The purpose of the “ECO-Island Ferry” project is to demonstrate the opportunities for fuel cost savings and reduction of environmental impact, if the vessel is built in modern light weight materials instead of traditional steel.
An ECO-Island Ferry is defined as a ferry built of light weight carbon fibre materials, where the weight saving on the hull is used solely for reducing fuel consumption and thereby lowering the environmental impact (CO2 footprint).
It is a well-known fact that there is a fixed physical relationship between the weight of at transported load (ship+cargo) and the required power (horsepower). It is therefore obvious that the lighter the vessel itself is, the more pay load can be transported with the same power.

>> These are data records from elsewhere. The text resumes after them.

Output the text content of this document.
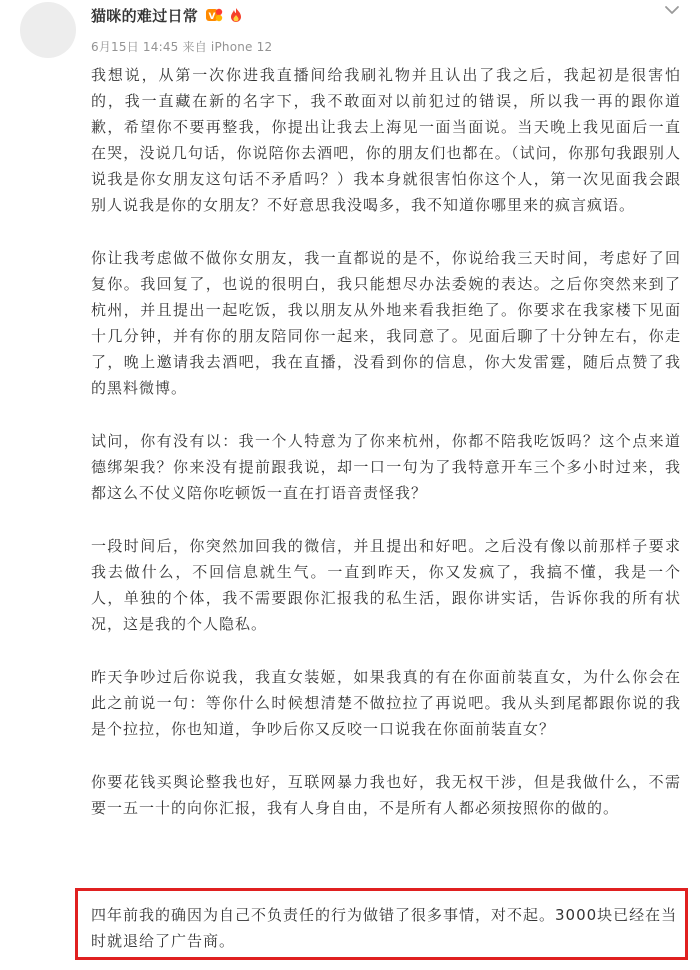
猫咪的难过日常 V
6月15日 14:45 来自 iPhone 12

我想说，从第一次你进我直播间给我刷礼物并且认出了我之后，我起初是很害怕的，我一直藏在新的名字下，我不敢面对以前犯过的错误，所以我一再的跟你道歉，希望你不要再整我，你提出让我去上海见一面当面说。当天晚上我见面后一直在哭，没说几句话，你说陪你去酒吧，你的朋友们也都在。（试问，你那句我跟别人说我是你女朋友这句话不矛盾吗？）我本身就很害怕你这个人，第一次见面我会跟别人说我是你的女朋友？不好意思我没喝多，我不知道你哪里来的疯言疯语。

你让我考虑做不做你女朋友，我一直都说的是不，你说给我三天时间，考虑好了回复你。我回复了，也说的很明白，我只能想尽办法委婉的表达。之后你突然来到了杭州，并且提出一起吃饭，我以朋友从外地来看我拒绝了。你要求在我家楼下见面十几分钟，并有你的朋友陪同你一起来，我同意了。见面后聊了十分钟左右，你走了，晚上邀请我去酒吧，我在直播，没看到你的信息，你大发雷霆，随后点赞了我的黑料微博。

试问，你有没有以：我一个人特意为了你来杭州，你都不陪我吃饭吗？这个点来道德绑架我？你来没有提前跟我说，却一口一句为了我特意开车三个多小时过来，我都这么不仗义陪你吃顿饭一直在打语音责怪我？

一段时间后，你突然加回我的微信，并且提出和好吧。之后没有像以前那样子要求我去做什么，不回信息就生气。一直到昨天，你又发疯了，我搞不懂，我是一个人，单独的个体，我不需要跟你汇报我的私生活，跟你讲实话，告诉你我的所有状况，这是我的个人隐私。

昨天争吵过后你说我，我直女装姬，如果我真的有在你面前装直女，为什么你会在此之前说一句：等你什么时候想清楚不做拉拉了再说吧。我从头到尾都跟你说的我是个拉拉，你也知道，争吵后你又反咬一口说我在你面前装直女？

你要花钱买舆论整我也好，互联网暴力我也好，我无权干涉，但是我做什么，不需要一五一十的向你汇报，我有人身自由，不是所有人都必须按照你的做的。

四年前我的确因为自己不负责任的行为做错了很多事情，对不起。3000块已经在当时就退给了广告商。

Other sectors of the transportation industry has been very well aware of this fact for years, and are constantly striving for designing lighter transportation vehicles.
Increasing fuel costs and environmental issues have become a key factor in modern shipbuilding, and it is therefore relevant to search for new methods to improve the efficiency - also for vessels.
Upcoming requirements from IMO will classify vessels above 400 GT according to their energy efficiency design index – EEDI. The new IMO regulations will be implemented from 2013 to 2025. These requirements will most likely – in a modified form – include smaller vessels too. A lighter vessel will have a relatively higher energy efficiency than a heavier one.
Traditionally, vessels have been built in steel - or to a certain degree – aluminium. The choice of composite materials as the main structural material for a vessel hull is desired to reach higher speed with the same power, or to carry a larger payload with the same displacement.
A ship hull built of carbon-reinforced sandwich weighs only approximately 1/3 of a steel hull with the same displacement. Even if the equipment and installations in the ship are the same as in a similar steel vessel, the lighter vessel will require substantially less engine power to transport the same payload with the same speed.
But a carbon fibre ferry has a higher initial cost than a similar steel ferry, and the legislation in general requires or expects vessels to be built from steel or other non- combustible material.